Je suis sorti du système scolaire assez tôt car les études classiques m’ennuyaient. Après mon service militaire, j’ai suivi une formation pour adulte dans la vente et j’ai commencé ainsi de vivre de la « photo ». Pour la pratique de la photographie mon métier de vendeur m’a aidé car j’ai pu tester des centaines d’appareils photo et d’optiques en suivant l’évolution des technologies ; ça m’a permis aussi d’être proche des consommateurs en cernant bien leurs besoins, j’ai ainsi créé mon premier livre en pensant à mes clients.

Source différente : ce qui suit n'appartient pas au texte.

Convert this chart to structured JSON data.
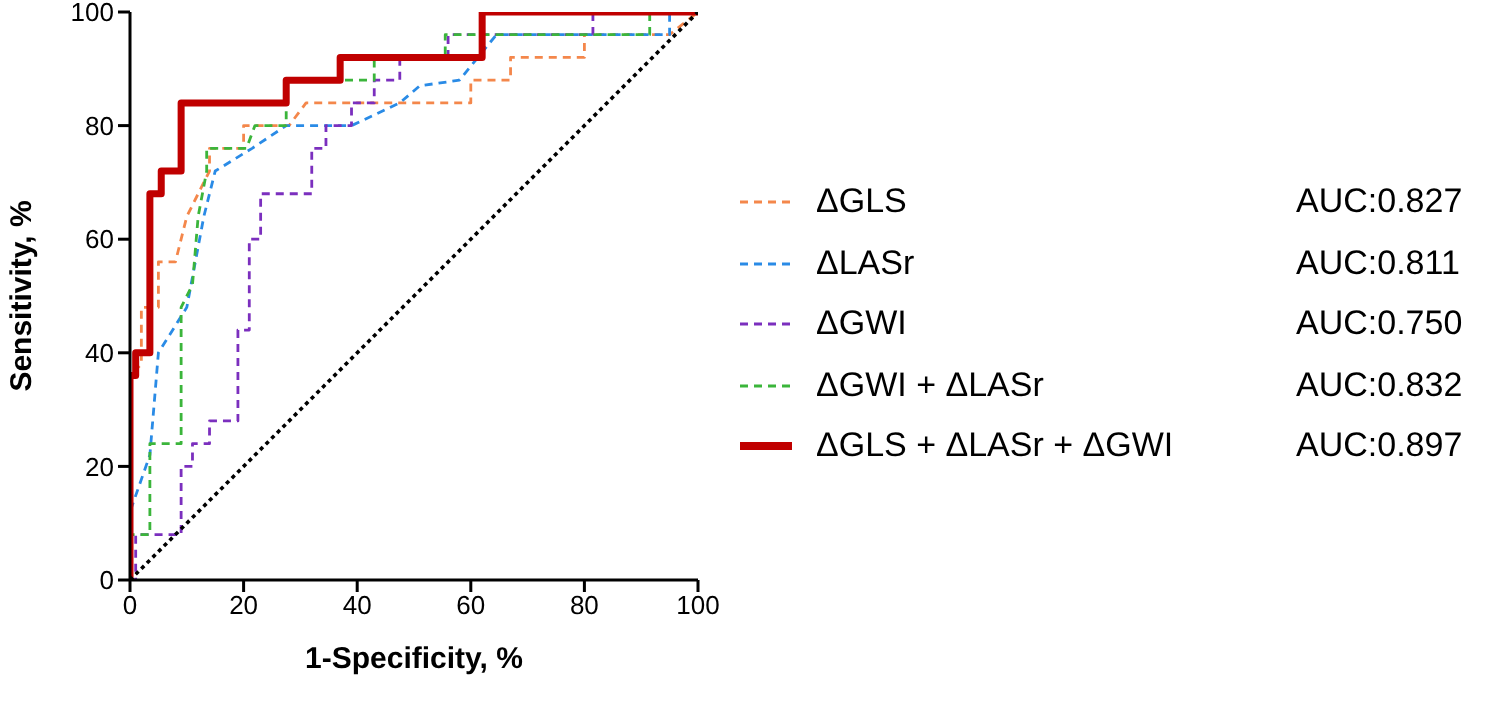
{
  "chart_data": {
    "type": "line",
    "xlabel": "1-Specificity, %",
    "ylabel": "Sensitivity, %",
    "xlim": [
      0,
      100
    ],
    "ylim": [
      0,
      100
    ],
    "xticks": [
      0,
      20,
      40,
      60,
      80,
      100
    ],
    "yticks": [
      0,
      20,
      40,
      60,
      80,
      100
    ],
    "grid": false,
    "legend": "right",
    "marker": "none",
    "annotations": [
      "AUC:0.827",
      "AUC:0.811",
      "AUC:0.750",
      "AUC:0.832",
      "AUC:0.897"
    ],
    "series": [
      {
        "name": "ΔGLS",
        "color": "#f4874b",
        "line_style": "dashed",
        "x": [
          0,
          0,
          2,
          2,
          5,
          5,
          8,
          10,
          12,
          14,
          14,
          20,
          20,
          28,
          31,
          60,
          60,
          67,
          67,
          80,
          80,
          95,
          100
        ],
        "values": [
          0,
          36,
          38,
          48,
          48,
          56,
          56,
          64,
          68,
          72,
          76,
          76,
          80,
          80,
          84,
          84,
          88,
          88,
          92,
          92,
          96,
          96,
          100
        ]
      },
      {
        "name": "ΔLASr",
        "color": "#2a8be6",
        "line_style": "dashed",
        "x": [
          0,
          0,
          3.5,
          5,
          10,
          13,
          15,
          21.5,
          27.5,
          39,
          47.5,
          51,
          58,
          64.5,
          95,
          95,
          100
        ],
        "values": [
          0,
          12,
          22,
          40,
          48,
          64,
          72,
          76,
          80,
          80,
          84,
          87,
          88,
          96,
          96,
          100,
          100
        ]
      },
      {
        "name": "ΔGWI",
        "color": "#7b2fbe",
        "line_style": "dashed",
        "x": [
          0,
          1,
          1,
          9,
          9,
          11,
          11,
          14,
          14,
          19,
          19,
          21,
          21,
          23,
          23,
          32,
          32,
          34.5,
          34.5,
          39,
          39,
          43,
          43,
          47.5,
          47.5,
          56,
          56,
          81.5,
          81.5,
          100
        ],
        "values": [
          0,
          0,
          8,
          8,
          20,
          20,
          24,
          24,
          28,
          28,
          44,
          44,
          60,
          60,
          68,
          68,
          76,
          76,
          80,
          80,
          84,
          84,
          88,
          88,
          92,
          92,
          96,
          96,
          100,
          100
        ]
      },
      {
        "name": "ΔGWI + ΔLASr",
        "color": "#3bb53b",
        "line_style": "dashed",
        "x": [
          0,
          0,
          3.5,
          3.5,
          9,
          9,
          11,
          12,
          13.5,
          13.5,
          20.5,
          22,
          27.5,
          27.5,
          43,
          43,
          55.5,
          55.5,
          91.5,
          91.5,
          100
        ],
        "values": [
          0,
          8,
          8,
          24,
          24,
          48,
          52,
          64,
          72,
          76,
          76,
          80,
          80,
          88,
          88,
          92,
          92,
          96,
          96,
          100,
          100
        ]
      },
      {
        "name": "ΔGLS + ΔLASr + ΔGWI",
        "color": "#c00000",
        "line_style": "solid",
        "x": [
          0,
          0,
          1,
          1,
          3.5,
          3.5,
          5.5,
          5.5,
          9,
          9,
          27.5,
          27.5,
          37,
          37,
          62,
          62,
          100
        ],
        "values": [
          0,
          36,
          36,
          40,
          40,
          68,
          68,
          72,
          72,
          84,
          84,
          88,
          88,
          92,
          92,
          100,
          100
        ]
      },
      {
        "color": "#000000",
        "line_style": "dotted",
        "x": [
          0,
          100
        ],
        "values": [
          0,
          100
        ]
      }
    ]
  }
}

Je me suis donc intéressé à la photo très tôt, cet univers ne m’était pas inconnu. A la maison mon père lisait des magazines comme « Photo » ou « Zoom » que je feuilletais aussi. Mon père a été pendant un certain temps photographe pro et ses appareils photo faisaient parti du décor. J’ai donc appris la photo sur le tas en lisant magazines et livres (René Bouillot a été en quelque sorte mon prof ! ). Mais ce qui m’a permis d’apprendre c’est surtout l’expérimentation : chaque week-end (je me souviens quand j’étais jeune vendeur), je prenais un sac avec plusieurs appareils et objectifs du magasin et je les essayais, cela a été vraiment formateur.

En parallèle, je faisais des articles pour Avosmac et j’avais commencé à vendre des photos grâce à une agence, mais quand j’ai commencé à écrire, j’ai du faire un choix, le temps n’est pas extensible.

Mon défaut principal est de me disperser… là, par exemple, je replonge dans ma collection de plaques de verre photographiques pour ensuite les reproduire en impression sur mon Epson 4900. Je suis tout simplement un passionné de photographie, j’ai une collection d’appareils photo et même de pellicules… et bien sûr je photographie ! Mes sujets de prédilection sont la nature et tout particulièrement la macrophotographie, c’est un univers réellement fascinant et un simple bout de jardin suffit pour partir à l’aventure ! Mais j’adore aussi faire des portraits, un univers vraiment différent de la macrophoto !

NP: Quelles sont tes références en photographie, tes photographes préférés ?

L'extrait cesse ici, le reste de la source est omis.